In 1811 Avogadro, an Italian physicist, suggested that if we assume all gases under the same conditions of temperature and pressure to have the same number of molecules in a given volume, we shall have a probable explanation of the simplicity of the gas laws. It is difficult to prove the truth of this hypothesis by a simple experiment, but there are so many facts known which are in complete harmony with this suggestion that there is little doubt that it expresses the truth. Avogadro's hypothesis may be stated thus: Equal volumes of all gases under the same conditions of temperature and pressure contain the same number of molecules.

Avogadro's hypothesis and molecular weights. Assuming that Avogadro's hypothesis is correct, we have a very simple means for deciding upon the relative weights of molecules; for if equal volumes of two gases contain the same number of molecules, the weights of the two volumes must be in the same ratio as the weights of the individual molecules which they contain. If we adopt some one gas as a standard, we can express the weights of all other gases as compared with this one, and the same figures will express the relative weights of the molecules of which the gases are composed.

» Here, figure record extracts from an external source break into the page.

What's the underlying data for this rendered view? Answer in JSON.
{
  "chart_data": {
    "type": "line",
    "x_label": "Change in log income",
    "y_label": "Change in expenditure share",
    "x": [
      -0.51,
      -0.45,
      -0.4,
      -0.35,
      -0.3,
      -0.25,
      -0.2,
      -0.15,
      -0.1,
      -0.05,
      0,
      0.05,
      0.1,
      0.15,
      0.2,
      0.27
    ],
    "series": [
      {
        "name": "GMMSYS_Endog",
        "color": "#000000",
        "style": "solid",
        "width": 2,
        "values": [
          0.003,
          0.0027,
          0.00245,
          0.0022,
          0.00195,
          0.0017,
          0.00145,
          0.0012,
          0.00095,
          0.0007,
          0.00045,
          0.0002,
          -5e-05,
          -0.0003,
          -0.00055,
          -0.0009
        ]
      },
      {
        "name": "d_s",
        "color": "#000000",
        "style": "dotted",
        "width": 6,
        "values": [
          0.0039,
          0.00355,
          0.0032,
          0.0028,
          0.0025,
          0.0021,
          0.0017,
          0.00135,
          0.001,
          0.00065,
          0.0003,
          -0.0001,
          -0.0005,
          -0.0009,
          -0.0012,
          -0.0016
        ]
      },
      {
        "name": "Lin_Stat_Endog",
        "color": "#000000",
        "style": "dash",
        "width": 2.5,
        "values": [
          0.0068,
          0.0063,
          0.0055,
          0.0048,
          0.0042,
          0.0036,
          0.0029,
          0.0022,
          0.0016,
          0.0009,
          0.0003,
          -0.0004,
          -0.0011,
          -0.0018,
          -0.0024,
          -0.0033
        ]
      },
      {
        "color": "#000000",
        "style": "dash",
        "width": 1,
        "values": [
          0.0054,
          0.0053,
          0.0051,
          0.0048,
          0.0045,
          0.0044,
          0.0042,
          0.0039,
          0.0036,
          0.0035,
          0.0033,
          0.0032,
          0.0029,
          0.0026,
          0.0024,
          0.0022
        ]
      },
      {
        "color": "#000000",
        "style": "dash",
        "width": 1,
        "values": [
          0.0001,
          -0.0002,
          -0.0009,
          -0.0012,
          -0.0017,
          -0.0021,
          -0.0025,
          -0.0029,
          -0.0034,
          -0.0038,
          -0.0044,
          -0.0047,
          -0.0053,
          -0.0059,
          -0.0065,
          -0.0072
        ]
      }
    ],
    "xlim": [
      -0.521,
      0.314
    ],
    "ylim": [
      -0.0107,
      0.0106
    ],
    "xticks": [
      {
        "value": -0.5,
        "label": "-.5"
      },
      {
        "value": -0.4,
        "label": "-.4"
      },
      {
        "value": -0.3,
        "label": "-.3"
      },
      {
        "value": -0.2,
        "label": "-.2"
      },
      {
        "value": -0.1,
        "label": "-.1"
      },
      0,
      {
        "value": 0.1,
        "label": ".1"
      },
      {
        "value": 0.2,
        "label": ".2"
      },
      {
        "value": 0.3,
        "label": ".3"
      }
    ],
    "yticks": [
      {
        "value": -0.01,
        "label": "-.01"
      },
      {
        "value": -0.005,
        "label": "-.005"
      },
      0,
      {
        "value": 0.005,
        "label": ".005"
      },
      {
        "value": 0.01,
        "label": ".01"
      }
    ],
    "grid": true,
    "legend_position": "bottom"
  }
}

Oxygen as the standard. It is important that the same standard should be adopted for the determination of molecular weights as has been decided upon for atomic weights and equivalents, so that the three values may be in harmony with each other. Accordingly it is best to adopt oxygen as the standard element with which to compare the molecular weights of other gases, being careful to keep the oxygen atom equal to 16.

The oxygen molecule contains two atoms. One point must not be overlooked, however. We desire to have our unit, the oxygen atom, equal to 16. The method of comparing the weights of gases just suggested compares the molecules of the gases with the molecule of oxygen. Is the molecule and the atom of oxygen the same thing? This question is answered by the following considerations.

We have seen that when steam is formed by the union of oxygen and hydrogen, two volumes of hydrogen combine with one volume of oxygen to form two volumes of steam. Let us suppose that the one volume of oxygen contains 100 molecules; then the two volumes of steam must, according to Avogadro's hypothesis, contain 200 molecules. But each of these 200 molecules must contain at least one atom of oxygen, or 200 in all, and these 200 atoms came from 100 molecules of oxygen. It follows that each molecule of oxygen must contain at least two atoms of oxygen.

Evidently this reasoning merely shows that there are at least two atoms in the oxygen molecule. There may be more than that, but as there is no evidence to this effect, we assume that the molecule contains two atoms only.

It is evident that if we wish to retain the value 16 for the atom of oxygen we must take twice this value, or 32, for the value of the oxygen molecule, when using it as a standard for molecular weights.

Determination of the molecular weights of gases from their weights compared with oxygen. Assuming the molecular weight of oxygen to be 32, Avogadro's hypothesis gives us a ready means for determining the molecular weight of any other gas, for all that is required is to know its weight compared with that of an equal volume of oxygen. For example, 1 l. of chlorine is found by experiment to weigh 2.216 times as much as 1 l. of oxygen. The molecular weight of chlorine must therefore be 2.216 ×32, or 70.91.

If, instead of comparing the relative weights of 1 l. of the two gases, we select such a volume of oxygen as will weigh 32 g., or the weight in grams corresponding to the molecular weight of the gas, the calculation is much simplified. It has been found that 32 g. of oxygen, under standard conditions, measure 22.4 l. This same volume of hydrogen weighs 2.019 g.; of chlorine 70.9 g.; of hydrochloric acid 36.458 g. The weights of these equal volumes must be proportional to their molecular weights, and since the weight of the oxygen is the same as the value of its molecular weight, so too will the weights of the 22.4 l. of the other gases be equal to the value of their molecular weights.